Dalla risatina che la ragazza si lascia sfuggire, l’uomo intuisce che il suo accento non è poi molto migliore di quello di lei. Sorride.
La ragazza si fruga nelle tasche e poi fa cadere qualche moneta nel suo bicchiere.
“Sorry... I have only a few cents...” ancora una volta lei arrossisce, e stavolta non è solo per il suo inglese stentato. L’uomo guarda i trentacinque centesimi e annuisce piano. In verità non gli è andata nemmeno troppo male.
“Thank you, miss” ripete semplicemente, come un disco rotto.
La ragazza lo guarda esitante ancora per un attimo, poi gli volta le spalle e scende dal vagone, correndo dietro alla sua amica.
L’uomo rimane a guardarla, un po’ dispiaciuto. Aveva un sorriso molto dolce quella ragazza, e odorava di sandalo e fiori esotici.

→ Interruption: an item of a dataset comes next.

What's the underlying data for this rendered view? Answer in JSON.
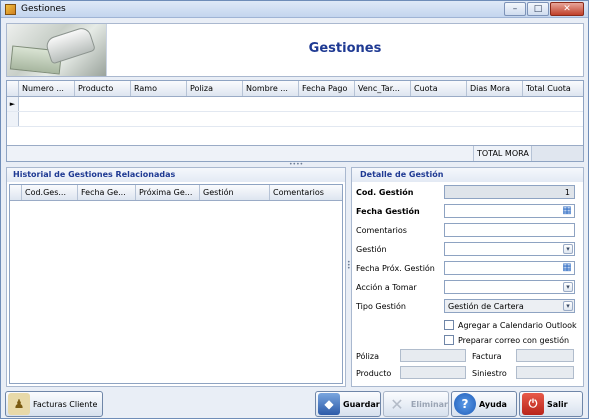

Sua moglie usava un profumo molto simile, e l’uomo ancora ricorda quanto lo divertisse il fatto di poterla annusare prima ancora di riuscire a vederla.
Ma questo è stato tanti anni fa, quando ancora aveva una moglie, una casa, e una vita rispettabile. La sua realtà è molto diversa ormai, e per quante volte lui chiuda gli occhi, rifugiandosi nei ricordi, non cambierà.
Se la troverà sempre addosso, in un soffio d’aria calda che puzza di smog, nelle voci senza colore degli avvisi elettronici, nel grigio che ricopre cose e persone.
Nessuno può scappare dalla realtà. Nessuno. L’uomo lo ha capito molto tempo fa.
Eppure, mentre sale su un altro vagone, e sistema ancora una volta il violino sulla spalla, circondato sempre da persone — diverse, eppure uguali — che non hanno tempo nemmeno per ascoltare, l’uomo chiude di nuovo gli occhi, e di nuovo comincia a ricordare.
Dietro le palpebre lo aspetta una realtà che non esiste più, ma che comunque gli dà la forza di portare l’archetto sulle corde e ricominciare a suonare.
E dopotutto ormai suonare è l’unica cosa di cui veramente gl’importa.